Watching my mom dying in a hospital I worry I won't be able to properly mourn for her because of all past hurt feelings. My sister and her are exactly alike, controlling people who can never say sorry or accept any mistakes they made. I always regretted that I never sat with mom and told her how I felt. They tried to blame my husband for my distance that I started to create but if they only realized it was I had no more room to bear the deceptions, lies, secrets they held right to this exact day. My sister once said in a weak moment she is worried she will lose me once mom is dead…She lost me a long time ago. How do you mourn when you carry so much hurt and anger? One you actually feel like you already lost long ago.

***

He had many demons from a tough childhood and he felt like the world was against him. Because he had a complex about himself he would often lash out verbally or physically and it was always worse if my sister and I fought back. He often made the wrong decisions about things and growing up I shamefully would compare him to other dads who had more money and dealt with things in a better way.

***

I too have searched the web for material that might help, but haven't been able to find solace. I can't stretch friendships by talking about this with friends as I do feel the pressure to be over it by now, but in some ways I feel like I'm just starting to touch the surface. I can't even write about why our relationship was so strained for fear of dishonoring him and my family. I guess it is still hard to believe that we don't have the chance to 'fix' things, but I'm ashamed to think that I don't know if we could even if he was still here.

***

There is no one path through grief. We are all on our own paths but we have to walk that path.

***

When I became an adult, she couldn't beat me physically so she used manipulation, unending criticism, correcting nearly everything I said, being completely Unsupportive of pretty much anything I did and telling boyfriends, her friends, my friends, etc., what a total POS I was…in front of me.

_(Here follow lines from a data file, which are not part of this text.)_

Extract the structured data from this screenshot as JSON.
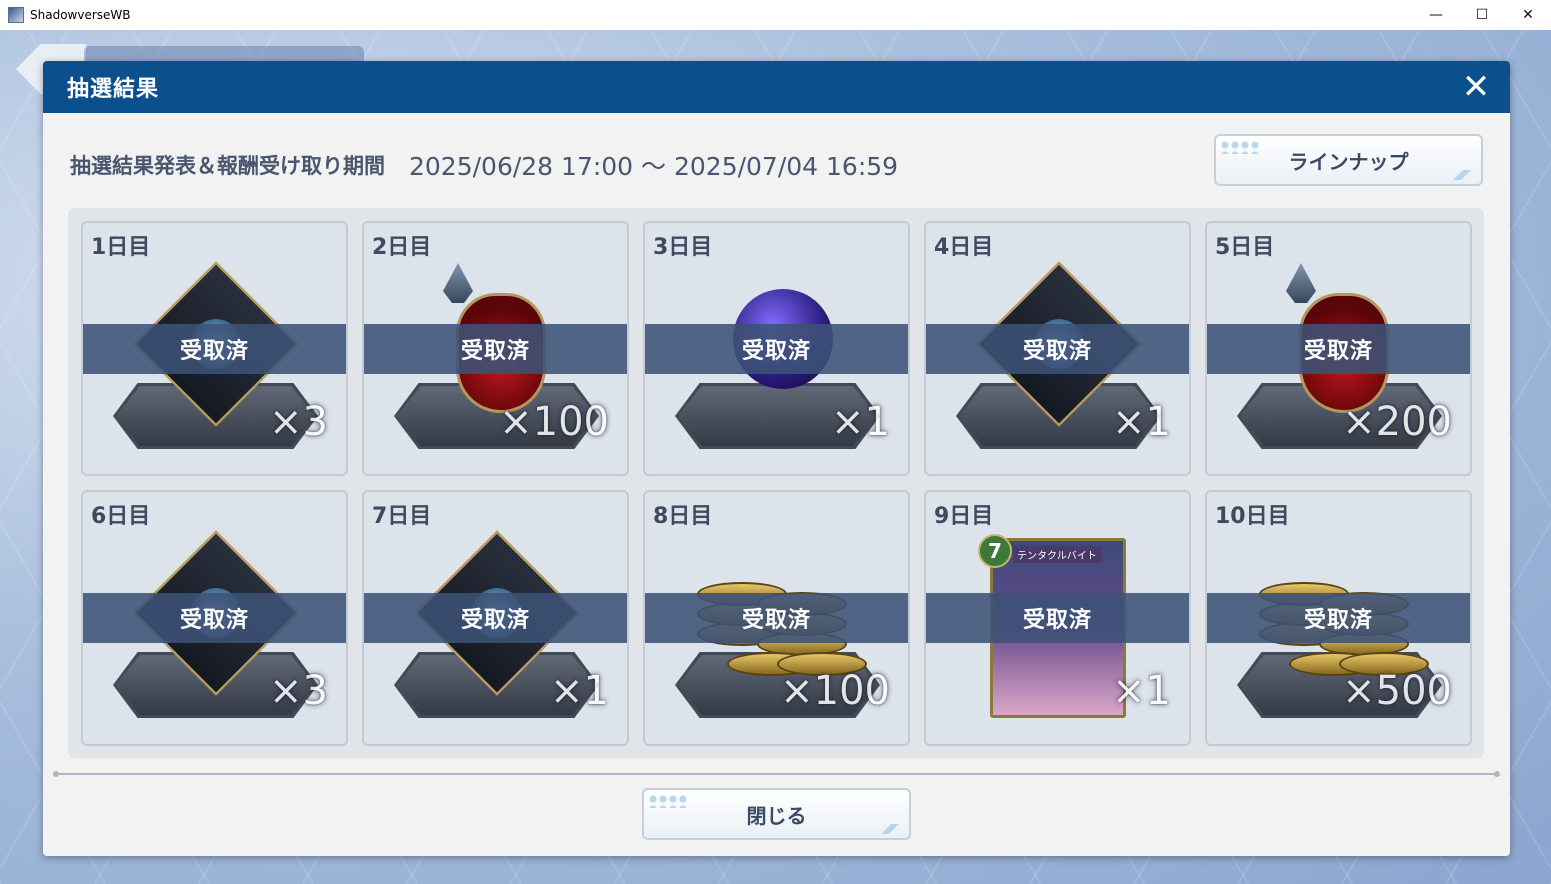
{
  "window": {
    "title": "ShadowverseWB",
    "controls": {
      "minimize": "—",
      "maximize": "☐",
      "close": "✕"
    }
  },
  "modal": {
    "title": "抽選結果",
    "close_icon": "✕",
    "period_label": "抽選結果発表＆報酬受け取り期間",
    "period_range": "2025/06/28 17:00 ～ 2025/07/04 16:59",
    "lineup_button": "ラインナップ",
    "close_button": "閉じる"
  },
  "rewards": [
    {
      "day": "1日目",
      "status": "受取済",
      "quantity": "×3",
      "item": "shard"
    },
    {
      "day": "2日目",
      "status": "受取済",
      "quantity": "×100",
      "item": "potion"
    },
    {
      "day": "3日目",
      "status": "受取済",
      "quantity": "×1",
      "item": "orb"
    },
    {
      "day": "4日目",
      "status": "受取済",
      "quantity": "×1",
      "item": "shard"
    },
    {
      "day": "5日目",
      "status": "受取済",
      "quantity": "×200",
      "item": "potion"
    },
    {
      "day": "6日目",
      "status": "受取済",
      "quantity": "×3",
      "item": "shard"
    },
    {
      "day": "7日目",
      "status": "受取済",
      "quantity": "×1",
      "item": "shard"
    },
    {
      "day": "8日目",
      "status": "受取済",
      "quantity": "×100",
      "item": "coins"
    },
    {
      "day": "9日目",
      "status": "受取済",
      "quantity": "×1",
      "item": "card",
      "card_name": "テンタクルバイト",
      "card_cost": "7"
    },
    {
      "day": "10日目",
      "status": "受取済",
      "quantity": "×500",
      "item": "coins"
    }
  ],
  "colors": {
    "header": "#0b4f8c",
    "band": "#3c5276",
    "text": "#4a5670"
  }
}
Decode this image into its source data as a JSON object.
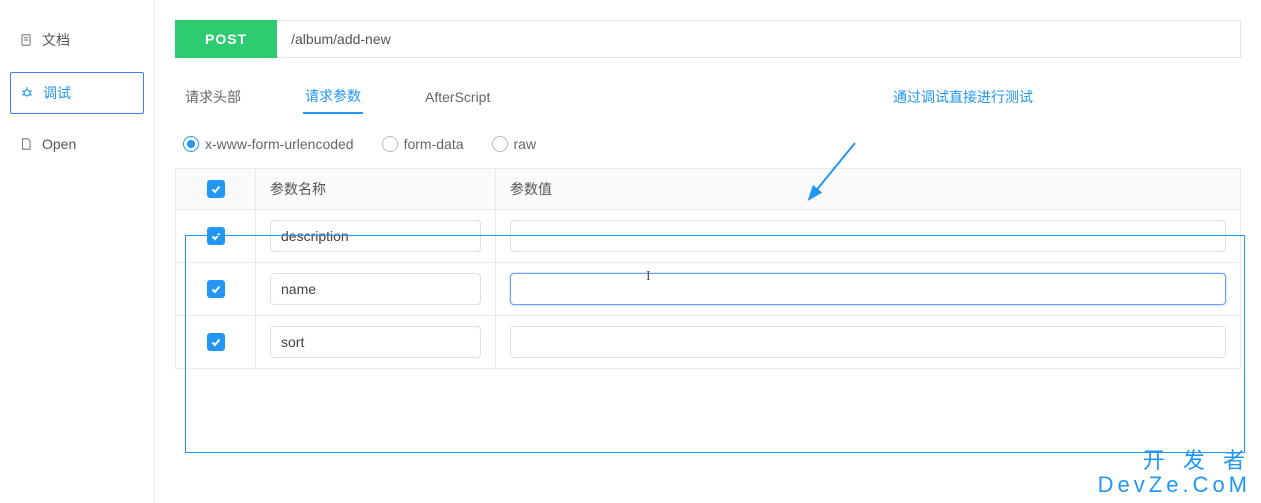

Shortly before she died, her eyes kind of brightened up and she looked at me, called me by name and the last words she ever spoke were to tell me she was sorry she hurt me and that she loved me. I cry throughout the day. I don't mean just tears, I mean wracking sob bawling that drains me when I talk to the couple of long distance friends I have, they tend to think I should be getting over it all by now.

***

I am/was in possession of a lifetime of his journals, poetry, letters and after reading them, I can see that his entire life he struggled with depression, addictions, substance abuse, etc.…I just had NO idea had I known, I probably would have run in the opposite direction!

***

He would beat her very badly most weekends. My mother would scream for me to help her even as a toddler. When they weren't trying to kill each other they were trying to kill themselves. I often had to deal with cleaning up bloodbaths, or finding my mother beaten unconscious, was held between arguments involving knives and almost died in a house-fire after a horrific fight between them.

Despite all this I still loved my Dad. I thought I had come to terms with my childhood and I thought I had forgiven my Dad but since he has died I have felt so many weird emotions. It's only when I'm alone I realize these feelings are there. I keep saying sorry to him, like I've done something wrong.

***

I saw him bloody up my siblings and now they are pretending that he was a good father. I'll never understand why they lie about what he was and now they are upset because I refused to be beat and molested. Good riddance biofamily.

***

My mother died 3 months ago but I just found out by reading her obituary on line. When you come from such dysfunction you feel so terribly alone. I get no memorial, no ashes, no keepsakes, no final goodbye, no chance to say I love you or I am sorry. The child in my still wants her mother. I can't give my children grandparents even when they were alive. There is so much sadness in the world.